In other words, the documentary fails to convert the un-initiated and fails to inform the converted with anything new. There have been other comments of that nature on “The Buddha” Facebook page: several commentator felt the film was preaching to the converted.
The assumption behind these comments, I think, is that the purpose and value of a documentary on a religious figure is to “inform” (as in “provide more data”) or to convince – as if there were no other modes of understanding. But Buddhism, by and large, is not a proselytizing religion and I didn’t at all get the sense that filmmaker David Grubin was trying to do that. My sense is that he was trying to convey something about what Thich Nhat Hahn calls “The Miracle of Mindfulness”.
Of course, the film does have “information content” at one level (dates, stories, interview, narratives etc.) but I thought it was the form– the images, music and mood of the film as well the manner of being and speaking of the interviewees – that conveyed much more of the spirit of the Buddha – his thirst for freedom, his awakening and his motivation to teach – than anything that was said. That the NY Times reviewer condescends by labeling Buddhism a “loosey-goosey religion that attracts Western space cadets” because they see miraculousness in the ordinary, is, at most, proof that Gruben didn’t entirely succeed in communicating the miracle of mindfulness to everyone.
A more subtle critique of the film came from Clark Strand’s blog post “How to be a Buddhist in America“:
I found its treatment of the life of Shakyamuni, historical founder of the world’s fourth largest religion, haphazard, impulsive, and at times visually disjointed. It seemed it couldn’t decide what kind of film it wanted to be or what aspect of the Buddha’s message it most wanted to convey. Likewise, with the exception of the Dalai Lama and Tibet activist/Buddhist scholar Robert Thurman, the panel of experts seemed to have been assembled at random, without much thought given to recent scholarship or any sense of modern Buddhist culture.
One does indeed wonder about how the panelists were chosen given the abundant and stellar firmament of Buddhist scholars and practitioners of all stripes. It is true that there seems to have been a preponderance of Tibetan Buddhists, but I expect that a lot more people were interviewed than made it into the film. It appears to me that the editing of what the talking heads said was for the primary purpose of explaining the narrative of the Buddha’s quest and realization. And that, I thought, they all did quite admirably.
Strand’s qualms with the movie, it turns out, have more to do with how Buddhism is being assimilated in America. And with that I have more sympathy, though not a lot of understanding.

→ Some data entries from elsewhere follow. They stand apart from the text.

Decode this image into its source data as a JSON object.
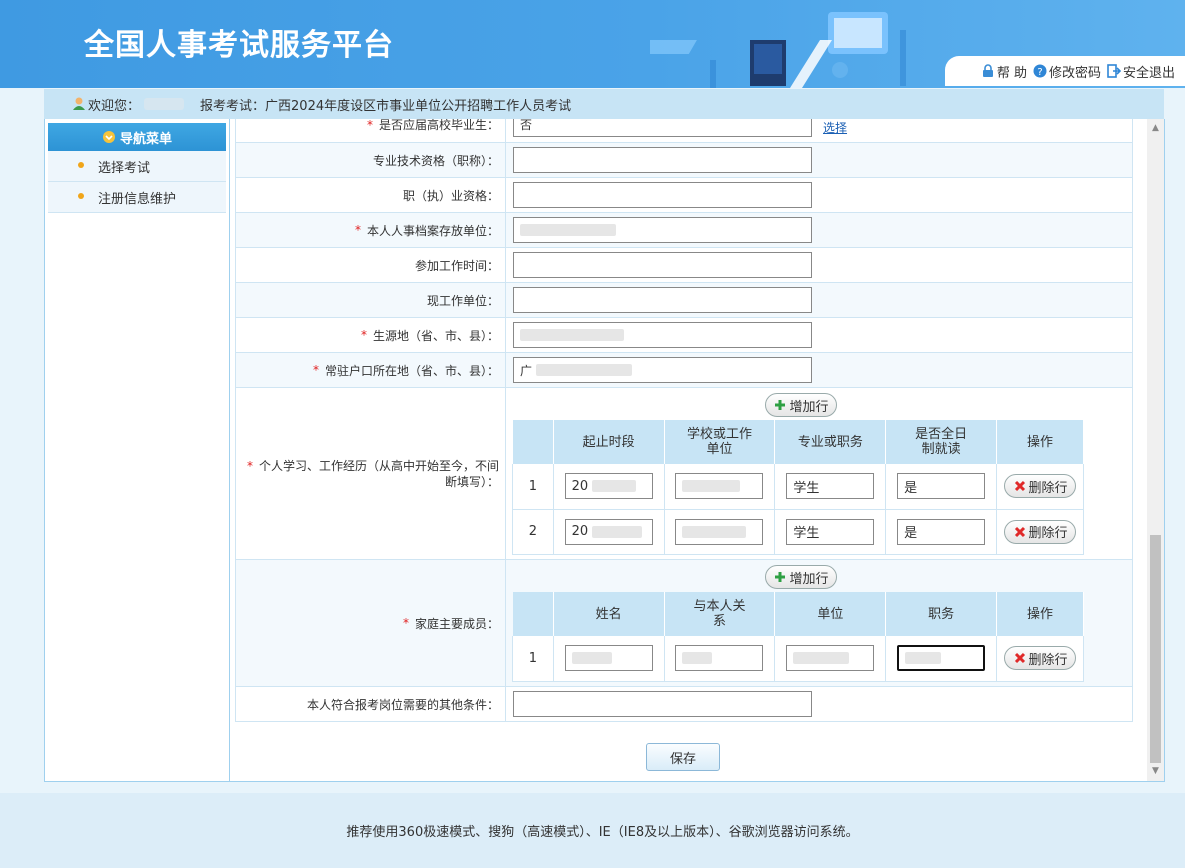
{
  "header": {
    "title": "全国人事考试服务平台",
    "links": {
      "help": "帮 助",
      "change_password": "修改密码",
      "logout": "安全退出"
    }
  },
  "welcome": {
    "greeting": "欢迎您：",
    "exam_label": "报考考试：",
    "exam_name": "广西2024年度设区市事业单位公开招聘工作人员考试"
  },
  "sidebar": {
    "header": "导航菜单",
    "items": [
      {
        "label": "选择考试"
      },
      {
        "label": "注册信息维护"
      }
    ]
  },
  "form": {
    "fields": [
      {
        "label": "是否应届高校毕业生：",
        "required": true,
        "value": "否",
        "link": "选择"
      },
      {
        "label": "专业技术资格（职称）：",
        "required": false,
        "value": ""
      },
      {
        "label": "职（执）业资格：",
        "required": false,
        "value": ""
      },
      {
        "label": "本人人事档案存放单位：",
        "required": true,
        "value": ""
      },
      {
        "label": "参加工作时间：",
        "required": false,
        "value": ""
      },
      {
        "label": "现工作单位：",
        "required": false,
        "value": ""
      },
      {
        "label": "生源地（省、市、县）：",
        "required": true,
        "value": ""
      },
      {
        "label": "常驻户口所在地（省、市、县）：",
        "required": true,
        "value": "广"
      }
    ],
    "experience": {
      "label": "个人学习、工作经历（从高中开始至今，不间断填写）：",
      "add_label": "增加行",
      "headers": [
        "",
        "起止时段",
        "学校或工作单位",
        "专业或职务",
        "是否全日制就读",
        "操作"
      ],
      "rows": [
        {
          "index": "1",
          "period": "20",
          "school": "",
          "major": "学生",
          "fulltime": "是"
        },
        {
          "index": "2",
          "period": "20",
          "school": "",
          "major": "学生",
          "fulltime": "是"
        }
      ],
      "delete_label": "删除行"
    },
    "family": {
      "label": "家庭主要成员：",
      "add_label": "增加行",
      "headers": [
        "",
        "姓名",
        "与本人关系",
        "单位",
        "职务",
        "操作"
      ],
      "rows": [
        {
          "index": "1",
          "name": "",
          "relation": "",
          "unit": "",
          "position": ""
        }
      ],
      "delete_label": "删除行"
    },
    "other": {
      "label": "本人符合报考岗位需要的其他条件：",
      "value": ""
    },
    "save_label": "保存"
  },
  "footer": {
    "text": "推荐使用360极速模式、搜狗（高速模式）、IE（IE8及以上版本）、谷歌浏览器访问系统。"
  }
}
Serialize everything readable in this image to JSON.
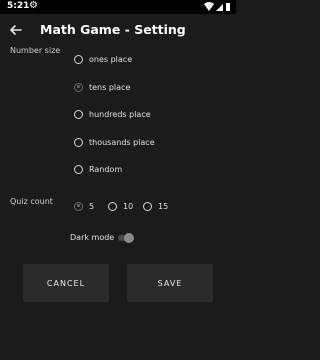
{
  "status_bar": {
    "time": "5:21"
  },
  "app_bar": {
    "title": "Math Game - Setting"
  },
  "number_size": {
    "label": "Number size",
    "options": [
      {
        "label": "ones place",
        "checked": false
      },
      {
        "label": "tens place",
        "checked": true
      },
      {
        "label": "hundreds place",
        "checked": false
      },
      {
        "label": "thousands place",
        "checked": false
      },
      {
        "label": "Random",
        "checked": false
      }
    ]
  },
  "quiz_count": {
    "label": "Quiz count",
    "options": [
      {
        "label": "5",
        "checked": true
      },
      {
        "label": "10",
        "checked": false
      },
      {
        "label": "15",
        "checked": false
      }
    ]
  },
  "dark_mode": {
    "label": "Dark mode",
    "enabled": true
  },
  "buttons": {
    "cancel": "CANCEL",
    "save": "SAVE"
  },
  "colors": {
    "background": "#1b1b1b",
    "button": "#2b2b2b",
    "text": "#e6e6e6",
    "radio_checked": "#6b6b6b"
  }
}
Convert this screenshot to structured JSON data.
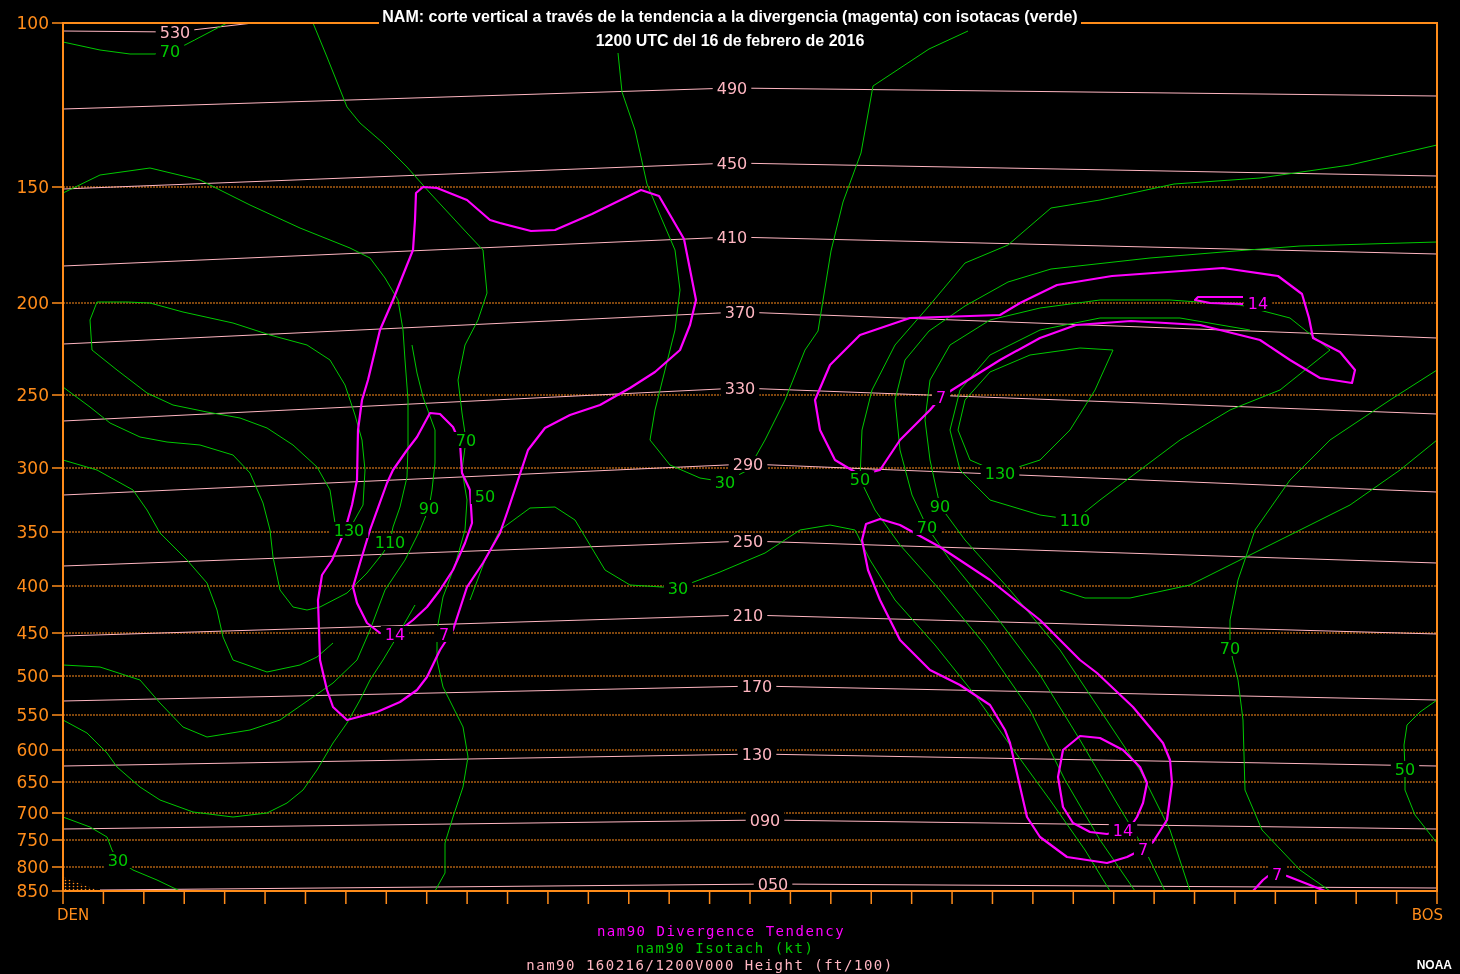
{
  "title": {
    "lines": [
      "NAM: corte vertical a través de la tendencia a la divergencia (magenta) con isotacas (verde)",
      "1200 UTC del 16 de febrero de 2016"
    ]
  },
  "plot": {
    "y_axis": {
      "labels": [
        "100",
        "150",
        "200",
        "250",
        "300",
        "350",
        "400",
        "450",
        "500",
        "550",
        "600",
        "650",
        "700",
        "750",
        "800",
        "850"
      ]
    },
    "x_axis": {
      "start": "DEN",
      "end": "BOS"
    },
    "series": [
      {
        "kind": "divergence",
        "color": "#ff00ff",
        "legend": "nam90 Divergence Tendency",
        "contour_labels": [
          "14",
          "7",
          "14",
          "7",
          "14",
          "7",
          "7"
        ]
      },
      {
        "kind": "isotach",
        "color": "#00c800",
        "legend": "nam90 Isotach (kt)",
        "contour_labels": [
          "70",
          "70",
          "30",
          "50",
          "130",
          "50",
          "90",
          "90",
          "130",
          "70",
          "110",
          "110",
          "30",
          "70",
          "50",
          "30"
        ]
      },
      {
        "kind": "height",
        "color": "#ffb6c1",
        "legend": "nam90 160216/1200V000 Height (ft/100)",
        "contour_labels": [
          "530",
          "490",
          "450",
          "410",
          "370",
          "330",
          "290",
          "250",
          "210",
          "170",
          "130",
          "090",
          "050"
        ]
      }
    ]
  },
  "credit": "NOAA"
}
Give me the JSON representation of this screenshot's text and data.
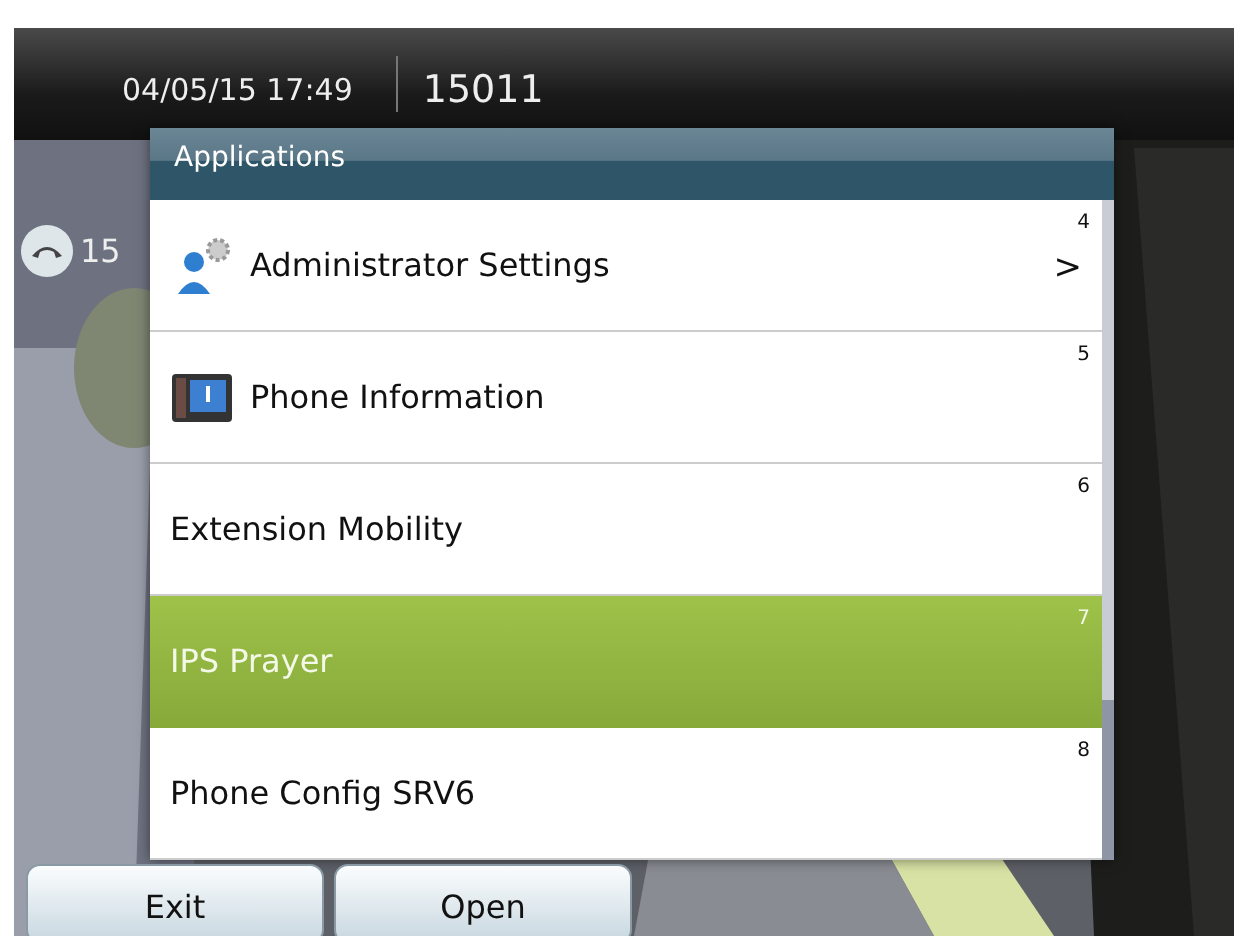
{
  "header": {
    "datetime": "04/05/15 17:49",
    "extension": "15011"
  },
  "line": {
    "label": "15"
  },
  "menu": {
    "title": "Applications",
    "items": [
      {
        "number": "4",
        "label": "Administrator Settings",
        "kind": "admin",
        "submenu": ">",
        "selected": false
      },
      {
        "number": "5",
        "label": "Phone Information",
        "kind": "phone",
        "selected": false
      },
      {
        "number": "6",
        "label": "Extension Mobility",
        "selected": false
      },
      {
        "number": "7",
        "label": "IPS Prayer",
        "selected": true
      },
      {
        "number": "8",
        "label": "Phone Config SRV6",
        "selected": false
      }
    ]
  },
  "softkeys": [
    "Exit",
    "Open"
  ]
}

I found “The Buddha” problematic precisely because, as an American Buddhist, I still find Buddhism problematic–profoundly problematic. Even as I practice and teach it, I live in conflict with it. What do we do with a religious founder born to privilege who names his son Rahula (literally, “fetter”), abandons his wife and newborn child, starves himself within inches of his life, and thereafter preaches almost exclusively to a celibate order of men and (after holding out against them for as long as he could) women–women who are required to follow twice as many monastic rules as the men and are subsequently regarded as a threat to male monastic authority and, yes, male monastic celibacy?
My reply would be – does it matter (much) how this teaching came into being? It was born of suffering, surely – loss of a mother as a baby, an over-protective father, not to mention the abandonment of his family. Yes, of course there are several aspects of Buddhism – all religions for that matter – that are problematic, particularly in the way in which they have been assimilated into (problematic) cultures. But why does one have to be in conflict with Buddhism because of it? I guess I just don’t understand the need for one more thing to struggle about, particularly when these very teachings show the path to freedom from stuggle.